Document incontournable de la mobilité internationale contemporaine, le passeport est le fruit d’une longue construction, intimement liée à celle des États-nations. Objet ambivalent, tout à la fois instrument de contrôle et outil de protection, il est devenu, au fil du temps, le reflet des rapports de forces qu’entretiennent les États modernes. Retour sur l’histoire d’une frontière de papier qui unit les êtres humains autant qu’elle les divise.
C’est un petit livret d’apparence anodine, aux couleurs variant du grenat au vert olive, dont l’importance est inversement proportionnelle à ses mensurations – 125 mm sur 88 mm et 32 pages. Sans passeport, impossible de franchir les frontières qui segmentent le monde en autant d’États modernes, jaloux de leur indépendance. Ce symbole par excellence de la mobilité internationale contemporaine n’a pourtant pas attendu la naissance de l’ONU, en octobre 1945, pour réglementer la circulation des individus.

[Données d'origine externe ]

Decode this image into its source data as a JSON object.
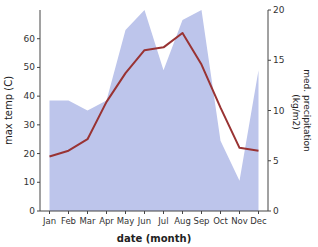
{
  "chart_data": {
    "type": "line",
    "x_label": "date (month)",
    "y_label": "max temp (C)",
    "y2_label": "med. precipitation\n (kg/m2)",
    "categories": [
      "Jan",
      "Feb",
      "Mar",
      "Apr",
      "May",
      "Jun",
      "Jul",
      "Aug",
      "Sep",
      "Oct",
      "Nov",
      "Dec"
    ],
    "series": [
      {
        "type": "area",
        "axis": "y2",
        "color": "#bdc5eb",
        "values": [
          11,
          11,
          10,
          11,
          18,
          20,
          14,
          19,
          20,
          7,
          3,
          14
        ]
      },
      {
        "type": "line",
        "color": "#993333",
        "values": [
          19,
          21,
          25,
          38,
          48,
          56,
          57,
          62,
          51,
          36,
          22,
          21
        ]
      }
    ],
    "ylim": [
      0,
      70
    ],
    "yticks": [
      0,
      10,
      20,
      30,
      40,
      50,
      60
    ],
    "y2lim": [
      0,
      20
    ],
    "y2ticks": [
      0,
      5,
      10,
      15,
      20
    ],
    "grid": false
  }
}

« Le mot “passeport” apparaît dans la langue française aux alentours de 1420, précise Marie-Carmen Smyrnelis, professeur d’histoire à l’Institut catholique de Paris et spécialiste des mobilités dans l’espace méditerranéen au XIXe siècle. Il remplace un document du Moyen Âge appelé sauf-conduit, qui permettait aux marchands et aux émissaires royaux de voyager. Comme le note l’Académie française dans son dictionnaire, il permettait le franchissement d’un passage ou d’une issue, et se voyait délivré à des groupes de voyageurs (les membres d’une même famille, des marchands, etc.). » L’être qui circule à l’époque sans passeport, ne serait-ce que d’une ville à une autre, est considéré comme dangereux. Vagabonds et déserteurs sont ainsi les premières figures dont le passeport doit limiter la circulation. Si l’émission des sauf-conduits et des laissez-passer était assurée par des autorités locales, comme les paroisses, celle des passeports va peu à peu devenir un monopole étatique.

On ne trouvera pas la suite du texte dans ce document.